Les pirates ont procédé de manière méthodique lors de cette intrusion : ils savaient quels outils les équipes de sécurité utilisaient, quels processus se fondaient dans le comportement administratif normal et comment rester indétectables plus longtemps.
Utilisation abusive d'outils légitimes
Les pirates ont délibérément utilisé des logiciels qui, par nature, ne déclenchaient pas d'alertes de sécurité. Velociraptor est un outil d'analyse numérique légitime ; Cloudflare, Zoho Assist et Visual Studio Code sont tous des applications largement utilisées. Un moteur antivirus recherchant des logiciels malveillants connus n'aurait aucune raison évidente de les signaler.
Désactivation active des Endpoint
Le rapport indique que l'auteur de l'attaque a chargé un pilote vulnérable (NSecKrnl.sys) afin de manipuler la mémoire et de désactiver les protections des terminaux.
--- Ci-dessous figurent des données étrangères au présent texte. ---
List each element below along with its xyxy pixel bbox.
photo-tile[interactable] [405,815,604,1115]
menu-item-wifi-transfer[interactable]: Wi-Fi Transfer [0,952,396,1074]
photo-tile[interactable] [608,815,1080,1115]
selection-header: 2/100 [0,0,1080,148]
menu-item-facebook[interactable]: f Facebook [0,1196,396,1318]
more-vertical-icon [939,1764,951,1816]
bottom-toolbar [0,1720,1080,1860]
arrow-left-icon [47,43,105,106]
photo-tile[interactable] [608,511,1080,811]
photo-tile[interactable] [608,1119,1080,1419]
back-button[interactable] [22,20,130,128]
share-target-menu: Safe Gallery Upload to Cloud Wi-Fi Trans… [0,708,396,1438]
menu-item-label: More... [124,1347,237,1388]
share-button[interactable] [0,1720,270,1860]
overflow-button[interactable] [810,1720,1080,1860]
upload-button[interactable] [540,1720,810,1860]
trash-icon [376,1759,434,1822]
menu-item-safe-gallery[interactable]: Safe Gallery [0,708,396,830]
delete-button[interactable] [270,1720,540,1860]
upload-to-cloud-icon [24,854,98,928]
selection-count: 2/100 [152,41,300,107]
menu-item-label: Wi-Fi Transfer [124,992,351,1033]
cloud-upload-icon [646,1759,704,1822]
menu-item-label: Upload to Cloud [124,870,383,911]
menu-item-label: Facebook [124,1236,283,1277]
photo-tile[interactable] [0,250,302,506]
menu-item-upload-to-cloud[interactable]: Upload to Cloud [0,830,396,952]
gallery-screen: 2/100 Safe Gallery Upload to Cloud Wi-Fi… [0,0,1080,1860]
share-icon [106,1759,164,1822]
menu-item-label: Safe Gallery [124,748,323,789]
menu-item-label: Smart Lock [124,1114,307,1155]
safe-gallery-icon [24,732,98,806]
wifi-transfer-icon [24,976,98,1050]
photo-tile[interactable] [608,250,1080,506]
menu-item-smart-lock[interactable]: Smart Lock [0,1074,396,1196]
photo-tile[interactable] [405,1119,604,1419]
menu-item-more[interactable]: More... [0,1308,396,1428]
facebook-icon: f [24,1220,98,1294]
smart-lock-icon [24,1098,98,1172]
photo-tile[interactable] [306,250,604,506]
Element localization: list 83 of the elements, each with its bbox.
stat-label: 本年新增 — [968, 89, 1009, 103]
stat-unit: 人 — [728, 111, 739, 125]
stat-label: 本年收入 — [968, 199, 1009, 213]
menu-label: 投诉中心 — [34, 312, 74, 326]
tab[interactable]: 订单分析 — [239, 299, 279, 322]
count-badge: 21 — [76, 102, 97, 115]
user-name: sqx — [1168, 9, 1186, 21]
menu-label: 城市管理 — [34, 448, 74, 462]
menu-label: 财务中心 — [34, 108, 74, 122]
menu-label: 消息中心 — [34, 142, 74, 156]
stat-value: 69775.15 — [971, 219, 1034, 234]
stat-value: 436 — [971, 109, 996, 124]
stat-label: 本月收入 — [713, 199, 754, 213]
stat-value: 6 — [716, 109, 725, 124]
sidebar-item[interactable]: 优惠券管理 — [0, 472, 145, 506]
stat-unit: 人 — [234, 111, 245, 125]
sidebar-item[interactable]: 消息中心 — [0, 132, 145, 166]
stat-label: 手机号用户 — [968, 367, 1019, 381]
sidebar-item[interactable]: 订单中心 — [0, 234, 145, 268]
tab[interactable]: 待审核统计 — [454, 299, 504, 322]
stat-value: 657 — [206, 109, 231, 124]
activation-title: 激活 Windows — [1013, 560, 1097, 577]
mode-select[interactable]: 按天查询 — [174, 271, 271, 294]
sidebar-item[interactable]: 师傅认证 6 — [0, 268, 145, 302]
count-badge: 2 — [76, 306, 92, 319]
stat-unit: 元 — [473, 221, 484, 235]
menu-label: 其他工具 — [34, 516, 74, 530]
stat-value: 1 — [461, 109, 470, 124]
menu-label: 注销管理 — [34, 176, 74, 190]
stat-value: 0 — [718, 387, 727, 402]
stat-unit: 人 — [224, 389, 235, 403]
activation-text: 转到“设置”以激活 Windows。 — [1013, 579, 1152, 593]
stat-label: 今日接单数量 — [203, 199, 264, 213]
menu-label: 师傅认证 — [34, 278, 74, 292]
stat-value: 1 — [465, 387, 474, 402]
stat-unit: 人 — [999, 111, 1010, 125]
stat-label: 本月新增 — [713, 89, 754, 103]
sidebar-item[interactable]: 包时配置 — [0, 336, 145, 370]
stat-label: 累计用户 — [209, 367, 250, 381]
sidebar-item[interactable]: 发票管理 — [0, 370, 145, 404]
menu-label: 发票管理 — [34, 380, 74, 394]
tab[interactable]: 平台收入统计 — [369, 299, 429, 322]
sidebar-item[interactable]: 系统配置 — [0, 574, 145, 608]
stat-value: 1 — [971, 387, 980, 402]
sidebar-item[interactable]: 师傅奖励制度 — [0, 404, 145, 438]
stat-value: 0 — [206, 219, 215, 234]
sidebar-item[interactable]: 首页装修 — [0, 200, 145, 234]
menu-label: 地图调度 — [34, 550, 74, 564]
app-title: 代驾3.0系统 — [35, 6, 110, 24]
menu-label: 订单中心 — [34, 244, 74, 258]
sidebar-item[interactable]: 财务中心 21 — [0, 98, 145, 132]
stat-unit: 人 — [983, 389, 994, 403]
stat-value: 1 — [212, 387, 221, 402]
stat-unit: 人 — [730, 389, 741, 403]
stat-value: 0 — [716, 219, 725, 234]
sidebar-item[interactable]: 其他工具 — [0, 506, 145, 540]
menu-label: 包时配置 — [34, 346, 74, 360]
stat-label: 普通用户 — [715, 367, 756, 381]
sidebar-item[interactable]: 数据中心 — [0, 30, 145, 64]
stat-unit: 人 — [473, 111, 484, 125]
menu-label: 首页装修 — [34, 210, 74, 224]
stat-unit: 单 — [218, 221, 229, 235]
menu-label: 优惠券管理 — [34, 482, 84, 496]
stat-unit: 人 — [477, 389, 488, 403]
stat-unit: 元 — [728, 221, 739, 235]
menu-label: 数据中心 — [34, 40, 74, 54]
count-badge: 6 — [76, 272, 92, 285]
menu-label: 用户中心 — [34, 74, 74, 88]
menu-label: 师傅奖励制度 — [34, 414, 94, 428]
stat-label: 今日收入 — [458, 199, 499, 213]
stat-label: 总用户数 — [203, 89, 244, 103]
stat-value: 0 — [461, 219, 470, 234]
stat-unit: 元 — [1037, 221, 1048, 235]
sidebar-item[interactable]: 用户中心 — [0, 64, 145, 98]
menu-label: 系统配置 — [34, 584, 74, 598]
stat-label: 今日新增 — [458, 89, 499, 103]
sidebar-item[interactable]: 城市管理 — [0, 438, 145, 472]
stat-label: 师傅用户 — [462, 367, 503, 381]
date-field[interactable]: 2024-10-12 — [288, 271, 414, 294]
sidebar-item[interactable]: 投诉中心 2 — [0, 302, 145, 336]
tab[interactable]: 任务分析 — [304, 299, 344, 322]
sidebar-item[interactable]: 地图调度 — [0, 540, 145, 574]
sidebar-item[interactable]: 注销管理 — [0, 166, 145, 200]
Cela signifie que les outils de sécurité ont été activement neutralisés avant d'avoir pu détecter les activités qui ont suivi.
Camouflage spécifique
D'après les activités mises au jour par Microsoft et décrites dans son rapport officiel, le deuxième acteur a dissimulé du code malveillant au sein de processus légitimes. La technique du cheval de Troie a permis de camoufler ce code, le rendant ainsi plus difficile à distinguer de l'activité normale du système.
L'avantage de l'attaquant
Une seule attaque ne suffit pas à brosser un tableau complet d'une faille de sécurité. Par conséquent, le simple fait d'appliquer un correctif et de passer à autre chose ne mettra peut-être pas fin aux exploits liés à Storm-2603.
Le fait que deux attaquants aient réussi à s'infiltrer par deux méthodes différentes dans un même environnement signifie qu'une défense à un seul niveau n'aurait jamais suffi. Cela signifie également qu'il n'existe aucun moyen réel d'estimer combien d'autres systèmes sont, à l'heure actuelle, déjà compromis, avec un acteur à l'intérieur qui choisit de rester caché. L'application de correctifs comble la faille qui a été exploitée, mais cela ne résout en rien le problème de ce qui pourrait déjà se trouver en sommeil dans vos bibliothèques SharePoint.
Ce qui dépend de vous, c’est de veiller à ce que vos données internes soient aussi difficiles que possible à accéder, à déplacer et à utiliser à des fins malveillantes.